If you have a spouse on the day you sign the Certification in Part 3 of the application, you may only take money from your locked-in account if your spouse consents to the application, unless:
- you and your spouse are living separate and apart due to a breakdown in your spousal relationship; or
- all the money in your locked-in account came from the pension plan of your former spouse (see explanation in Part 3 above).
If your spouse consents, your spouse must fill in Part 4 of the application and sign and date it. There is no requirement for a witness to your spouse’s signature.
If your spouse is not sure about the legal consequences of signing the consent, they should seek legal advice. Your spouse does not have to sign. But if spousal consent is required and your spouse does not consent, the financial institution must refuse your application.

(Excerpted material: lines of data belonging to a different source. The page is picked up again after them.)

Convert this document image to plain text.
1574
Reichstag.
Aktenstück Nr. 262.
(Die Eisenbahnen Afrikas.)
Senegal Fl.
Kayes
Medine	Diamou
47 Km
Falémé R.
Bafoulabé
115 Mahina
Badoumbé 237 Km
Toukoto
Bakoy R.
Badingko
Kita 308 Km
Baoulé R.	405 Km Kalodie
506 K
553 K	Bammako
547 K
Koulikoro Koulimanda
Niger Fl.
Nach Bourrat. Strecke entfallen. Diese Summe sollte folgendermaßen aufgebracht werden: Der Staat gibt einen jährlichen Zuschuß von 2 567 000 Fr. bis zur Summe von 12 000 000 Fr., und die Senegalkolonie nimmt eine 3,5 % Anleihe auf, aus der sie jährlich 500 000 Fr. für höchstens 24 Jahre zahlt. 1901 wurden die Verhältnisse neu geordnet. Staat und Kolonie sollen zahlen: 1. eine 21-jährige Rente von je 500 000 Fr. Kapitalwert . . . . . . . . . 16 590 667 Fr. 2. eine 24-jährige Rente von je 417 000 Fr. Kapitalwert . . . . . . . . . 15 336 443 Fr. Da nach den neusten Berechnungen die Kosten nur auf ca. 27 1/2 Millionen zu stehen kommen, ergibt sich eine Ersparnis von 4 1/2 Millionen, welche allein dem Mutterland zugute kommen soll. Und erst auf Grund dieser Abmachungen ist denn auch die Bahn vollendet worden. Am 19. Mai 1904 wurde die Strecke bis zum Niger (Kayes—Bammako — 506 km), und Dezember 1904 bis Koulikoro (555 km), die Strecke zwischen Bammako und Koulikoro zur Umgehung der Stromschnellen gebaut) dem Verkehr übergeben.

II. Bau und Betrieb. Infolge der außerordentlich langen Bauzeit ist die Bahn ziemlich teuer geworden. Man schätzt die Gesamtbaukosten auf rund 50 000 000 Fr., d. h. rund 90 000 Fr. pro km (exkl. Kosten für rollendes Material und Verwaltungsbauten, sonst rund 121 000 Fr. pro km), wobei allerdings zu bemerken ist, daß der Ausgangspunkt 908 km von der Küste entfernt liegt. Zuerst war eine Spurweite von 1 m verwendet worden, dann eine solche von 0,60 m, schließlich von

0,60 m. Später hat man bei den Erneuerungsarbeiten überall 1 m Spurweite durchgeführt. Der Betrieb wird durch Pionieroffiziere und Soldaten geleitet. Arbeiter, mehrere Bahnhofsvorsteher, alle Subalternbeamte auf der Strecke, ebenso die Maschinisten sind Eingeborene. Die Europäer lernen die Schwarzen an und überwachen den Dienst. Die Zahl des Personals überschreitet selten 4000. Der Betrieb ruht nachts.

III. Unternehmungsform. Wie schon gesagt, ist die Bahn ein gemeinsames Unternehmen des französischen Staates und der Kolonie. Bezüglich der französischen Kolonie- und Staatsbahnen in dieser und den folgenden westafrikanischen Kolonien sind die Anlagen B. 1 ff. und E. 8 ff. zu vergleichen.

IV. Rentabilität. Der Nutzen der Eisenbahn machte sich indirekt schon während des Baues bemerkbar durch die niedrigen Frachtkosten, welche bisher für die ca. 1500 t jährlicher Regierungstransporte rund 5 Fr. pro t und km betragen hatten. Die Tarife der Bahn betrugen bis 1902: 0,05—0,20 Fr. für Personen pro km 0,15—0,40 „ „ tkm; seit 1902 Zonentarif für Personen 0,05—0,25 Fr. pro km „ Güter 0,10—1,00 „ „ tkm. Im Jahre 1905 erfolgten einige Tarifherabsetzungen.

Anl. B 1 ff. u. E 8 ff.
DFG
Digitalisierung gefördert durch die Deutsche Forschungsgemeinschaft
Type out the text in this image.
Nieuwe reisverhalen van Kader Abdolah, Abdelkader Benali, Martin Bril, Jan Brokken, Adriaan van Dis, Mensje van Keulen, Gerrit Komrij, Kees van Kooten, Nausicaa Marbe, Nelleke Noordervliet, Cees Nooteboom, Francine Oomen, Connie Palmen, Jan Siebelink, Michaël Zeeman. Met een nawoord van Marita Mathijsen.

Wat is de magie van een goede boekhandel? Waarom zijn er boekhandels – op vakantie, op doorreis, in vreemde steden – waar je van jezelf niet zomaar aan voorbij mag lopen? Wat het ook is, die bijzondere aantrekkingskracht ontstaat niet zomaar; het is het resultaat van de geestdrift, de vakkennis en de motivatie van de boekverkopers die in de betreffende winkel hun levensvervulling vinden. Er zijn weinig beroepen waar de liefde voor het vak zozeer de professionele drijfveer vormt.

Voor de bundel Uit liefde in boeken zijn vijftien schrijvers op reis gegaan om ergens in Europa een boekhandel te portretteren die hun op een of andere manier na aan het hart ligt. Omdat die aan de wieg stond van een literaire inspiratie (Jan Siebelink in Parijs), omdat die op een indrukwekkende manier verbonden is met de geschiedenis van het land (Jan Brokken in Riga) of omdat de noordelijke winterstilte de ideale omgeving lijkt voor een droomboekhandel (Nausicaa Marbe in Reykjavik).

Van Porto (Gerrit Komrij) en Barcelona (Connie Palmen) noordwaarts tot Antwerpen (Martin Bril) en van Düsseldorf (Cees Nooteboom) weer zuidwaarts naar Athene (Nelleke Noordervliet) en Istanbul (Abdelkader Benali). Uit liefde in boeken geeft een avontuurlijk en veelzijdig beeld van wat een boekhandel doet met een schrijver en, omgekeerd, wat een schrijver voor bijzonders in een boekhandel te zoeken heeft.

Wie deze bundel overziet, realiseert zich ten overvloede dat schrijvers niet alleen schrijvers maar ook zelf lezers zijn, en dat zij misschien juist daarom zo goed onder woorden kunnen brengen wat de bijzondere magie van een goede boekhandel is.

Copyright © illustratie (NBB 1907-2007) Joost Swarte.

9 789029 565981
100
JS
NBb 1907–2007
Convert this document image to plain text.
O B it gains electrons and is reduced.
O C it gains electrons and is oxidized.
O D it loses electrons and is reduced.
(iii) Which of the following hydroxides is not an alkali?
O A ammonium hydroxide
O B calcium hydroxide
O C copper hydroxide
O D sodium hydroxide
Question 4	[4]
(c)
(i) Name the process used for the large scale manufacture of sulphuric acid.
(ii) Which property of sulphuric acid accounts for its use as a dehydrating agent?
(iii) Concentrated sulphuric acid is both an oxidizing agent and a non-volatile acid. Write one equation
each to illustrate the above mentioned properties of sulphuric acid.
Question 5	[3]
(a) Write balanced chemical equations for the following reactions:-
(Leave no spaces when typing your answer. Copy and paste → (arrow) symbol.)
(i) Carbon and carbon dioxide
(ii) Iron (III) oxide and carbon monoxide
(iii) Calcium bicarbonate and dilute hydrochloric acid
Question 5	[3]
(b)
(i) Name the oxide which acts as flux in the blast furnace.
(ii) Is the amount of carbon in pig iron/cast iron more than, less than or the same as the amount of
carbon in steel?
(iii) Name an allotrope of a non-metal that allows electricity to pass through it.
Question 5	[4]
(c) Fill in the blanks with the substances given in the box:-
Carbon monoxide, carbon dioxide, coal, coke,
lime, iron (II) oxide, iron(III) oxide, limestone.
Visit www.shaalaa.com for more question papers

Your spouse must indicate that they understand that:
- you (the owner of the locked-in account) are making an application to unlock and take out money from the account;
- if the circumstances require spousal consent, you cannot take out the money from the locked-in account without your spouse’s consent;
- as long as this money is kept in the locked-in account, your spouse may have a right to a share of this money (this would happen if there is a breakdown in your spousal relationship or if you die); and
- if any money is taken out from the locked-in account, your spouse may lose any right that they have to a share of the money taken out.
If the financial institution is not satisfied that your spouse understands what they are signing, it may refuse the application. The financial institution may request proof of your spouse’s identity and spousal status.